Il tombe, la tête vers le sol, vertical. La jambe gauche, sur le cliché qui le fige, se replie un peu. Les bras ne s’agitent pas : ils sont comme liés le long de son buste par un fil invisible et contre toute attente. La tête est droite elle aussi, la nuque presque raide, les yeux rivés à la paroi de cette tour pas encore effondrée. Depuis les plus hauts étages de ces tours jumelles, des hommes se sont jetés dans le vide, certains de mourir, plutôt que de brûler dans la fournaise qui les piégeait. Et le monde s’est arrêté. Chacun se souvient de ce qu’il faisait au moment où la nouvelle lui parvint d’un attentat à New York. Et les quelques millions de privilégiés, dont je fais partie, qui purent profiter de la vue des terrasses de ce "toit du monde" occidental, se souviennent d’avoir alors éprouvés ce sentiment étrange de dominer la terre, juchés à une altitude hors du commun. Et pourtant, de là-haut, nous n’avions rien vu venir. La date est désormais historique, comme une charnière. Et l’Histoire dira, elle commence à le faire d’ailleurs, les conséquences de ce crime.

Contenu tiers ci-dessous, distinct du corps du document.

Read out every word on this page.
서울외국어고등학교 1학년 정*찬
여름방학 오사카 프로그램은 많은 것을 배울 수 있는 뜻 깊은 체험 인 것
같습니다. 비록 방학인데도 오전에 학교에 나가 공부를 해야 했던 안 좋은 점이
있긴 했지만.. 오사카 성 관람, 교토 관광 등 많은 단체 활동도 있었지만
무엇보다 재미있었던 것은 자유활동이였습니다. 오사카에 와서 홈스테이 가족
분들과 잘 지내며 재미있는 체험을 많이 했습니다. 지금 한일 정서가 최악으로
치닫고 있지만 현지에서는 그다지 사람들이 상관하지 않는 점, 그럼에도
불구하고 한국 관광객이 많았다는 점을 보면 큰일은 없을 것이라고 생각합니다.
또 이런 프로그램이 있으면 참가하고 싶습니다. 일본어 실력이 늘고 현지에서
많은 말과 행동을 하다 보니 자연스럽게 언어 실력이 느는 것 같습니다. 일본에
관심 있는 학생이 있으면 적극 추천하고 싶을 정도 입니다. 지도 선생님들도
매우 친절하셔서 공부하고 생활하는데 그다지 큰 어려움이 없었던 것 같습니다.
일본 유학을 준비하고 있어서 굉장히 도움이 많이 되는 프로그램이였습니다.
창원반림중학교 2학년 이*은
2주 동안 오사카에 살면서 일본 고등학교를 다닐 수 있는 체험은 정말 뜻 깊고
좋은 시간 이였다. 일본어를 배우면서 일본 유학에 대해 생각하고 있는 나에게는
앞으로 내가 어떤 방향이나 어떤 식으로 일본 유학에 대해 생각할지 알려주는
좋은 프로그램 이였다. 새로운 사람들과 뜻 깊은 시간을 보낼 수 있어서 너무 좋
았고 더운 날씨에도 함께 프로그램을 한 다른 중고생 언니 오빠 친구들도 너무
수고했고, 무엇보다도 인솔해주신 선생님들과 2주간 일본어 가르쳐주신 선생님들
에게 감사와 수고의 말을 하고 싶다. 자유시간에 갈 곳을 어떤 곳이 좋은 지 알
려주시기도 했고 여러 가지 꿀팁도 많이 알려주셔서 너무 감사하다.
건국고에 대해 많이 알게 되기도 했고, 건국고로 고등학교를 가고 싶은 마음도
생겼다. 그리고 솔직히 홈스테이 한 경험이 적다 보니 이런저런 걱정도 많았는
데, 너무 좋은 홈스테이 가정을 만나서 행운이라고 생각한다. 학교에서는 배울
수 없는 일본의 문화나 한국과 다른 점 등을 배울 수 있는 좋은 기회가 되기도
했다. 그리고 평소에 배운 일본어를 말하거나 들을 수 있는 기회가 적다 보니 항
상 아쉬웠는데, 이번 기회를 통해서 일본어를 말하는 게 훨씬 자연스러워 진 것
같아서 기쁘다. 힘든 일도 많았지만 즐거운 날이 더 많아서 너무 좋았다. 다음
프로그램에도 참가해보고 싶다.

Mais, en regardant les images diffusées en ce temps de vingtième "anniversaire" de cet attentat terroriste islamiste, une chose me frappe, une fois ressentie l’émotion toujours intacte devant la lâcheté et l’inhumanité de ce type d’action. Ce qui me frappe, ce n’est pas tant les cris de vengeance que l’on entend monter de la bouche de ces Américains dont le sol, pour la première fois, était frappé par un acte de guerre (en tout cas le sol "états-unien"). Ce qui me sidère c’est la manière dont ceux qui sont censés être les guides, les gouvernants de ce peuple, se sont abandonnés à l’ivresse de la colère. Pour éponger les larmes de leurs compatriotes ils proposèrent des slogans de fureur. Comme pour consoler de l’écroulement des orgueilleux buildings, ils offrirent la conquête arrogante et injuste d’une terre étrangère. Ils tombèrent dans le piège cynique que leur tendaient les terroristes : les entraîner dans la spirale de la violence gratuite au risque d’y sombrer et d’y entraîner avec eux, peuple, culture et civilisation.

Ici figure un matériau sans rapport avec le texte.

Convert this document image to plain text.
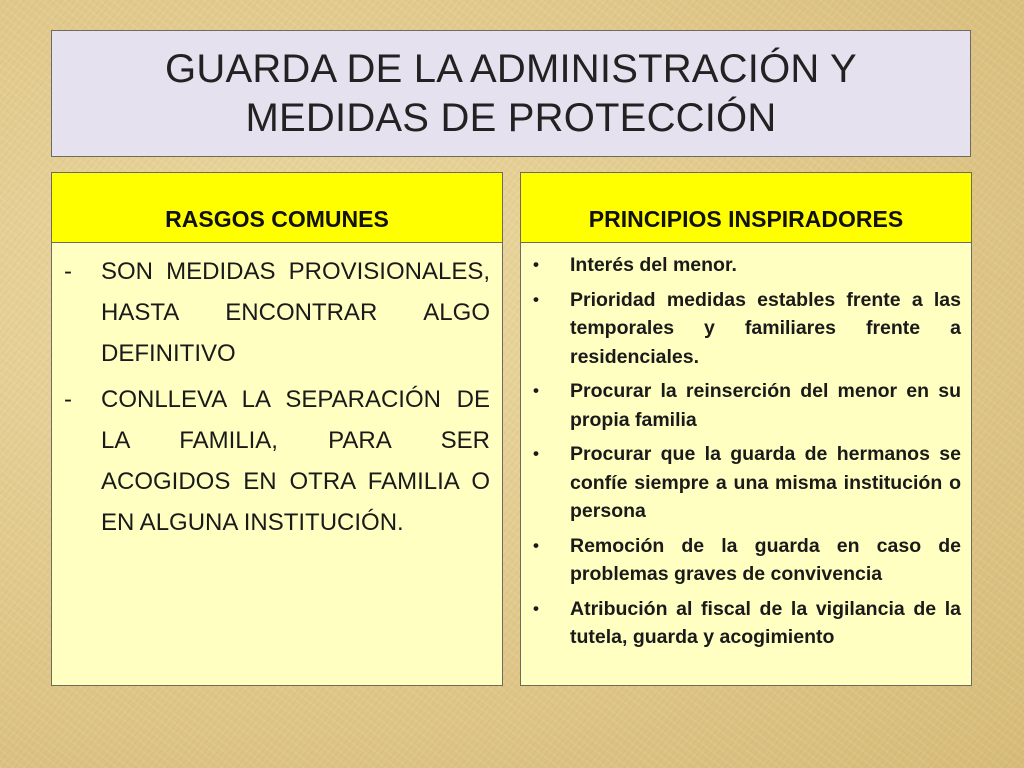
GUARDA DE LA ADMINISTRACIÓN Y
MEDIDAS DE PROTECCIÓN
RASGOS COMUNES
-	SON MEDIDAS PROVISIONALES, HASTA ENCONTRAR ALGO DEFINITIVO
-	CONLLEVA LA SEPARACIÓN DE LA FAMILIA, PARA SER ACOGIDOS EN OTRA FAMILIA O EN ALGUNA INSTITUCIÓN.
PRINCIPIOS INSPIRADORES
•	Interés del menor.
•	Prioridad medidas estables frente a las temporales y familiares frente a residenciales.
•	Procurar la reinserción del menor en su propia familia
•	Procurar que la guarda de hermanos se confíe siempre a una misma institución o persona
•	Remoción de la guarda en caso de problemas graves de convivencia
•	Atribución al fiscal de la vigilancia de la tutela, guarda y acogimiento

Le drame fut sans doute de ne pas entendre de voix, suffisamment puissante, pour appeler à la justice plutôt qu’à la vengeance, à une réponse ferme et raisonnable plutôt que pulsionnelle et au final si faible.

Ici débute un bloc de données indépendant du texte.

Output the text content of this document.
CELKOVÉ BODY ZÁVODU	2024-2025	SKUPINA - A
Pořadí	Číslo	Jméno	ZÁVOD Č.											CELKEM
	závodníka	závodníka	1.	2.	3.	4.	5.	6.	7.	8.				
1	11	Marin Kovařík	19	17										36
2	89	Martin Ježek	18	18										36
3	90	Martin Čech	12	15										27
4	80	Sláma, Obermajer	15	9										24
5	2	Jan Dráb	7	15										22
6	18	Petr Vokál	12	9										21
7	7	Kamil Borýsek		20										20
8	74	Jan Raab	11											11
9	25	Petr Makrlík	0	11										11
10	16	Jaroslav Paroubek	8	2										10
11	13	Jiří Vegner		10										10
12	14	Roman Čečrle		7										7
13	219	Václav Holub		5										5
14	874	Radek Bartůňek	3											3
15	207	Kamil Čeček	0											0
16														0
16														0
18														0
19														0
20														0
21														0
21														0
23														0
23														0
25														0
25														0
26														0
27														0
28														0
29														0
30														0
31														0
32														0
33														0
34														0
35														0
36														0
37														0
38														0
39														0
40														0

Le désir du Tentateur est de nous rendre à son image en se substituant à celle du Créateur. En appelant "guerre juste" ce qui n’est que fureur. Et c’est parce que les peuples ne peuvent trouver en eux seuls la ressource pour éviter cette dérive, qu’il leur faut être gouverné. Comme le Juge et le Policier permettent d’échapper à ce réflexe immédiat de se rendre justice, le gouvernant doit trouver le courage et la ressource de nous faire réfléchir quand tout s’emballe et que la peur saisit nos intelligences au point de les rendre muettes.
Ce qui se passe en Afghanistan aujourd’hui est la victoire de ceux qui ont ourdi et diaboliquement élaboré l’attentat du 11 septembre. Victoire posthume certes mais combien redoutable dans l’imaginaire de nombre des "damnés de la terre". Démonstration par la mort, le sang et les larmes que la violence se nourrit de la violence et n’a jamais apportée ni la paix ni la justice.
Mais aussi appel à ce que dans ce monde si malade aujourd’hui, d’un Occident qui se déchristianise au rythme où il s’accroche à une identité mythifiée, puissent surgir des hommes et des femmes qui œuvrent pour qu’une non-violence évangélique et donc éminemment réaliste, puisse enfin s’offrir comme alternative aux coups de mentons de va-t-en-guerre désespérants… Pour que l’image du malheureux qui tombe du ciel depuis l’immeuble en feu, ne ferme pas l’horizon de notre espérance collective et personnelle.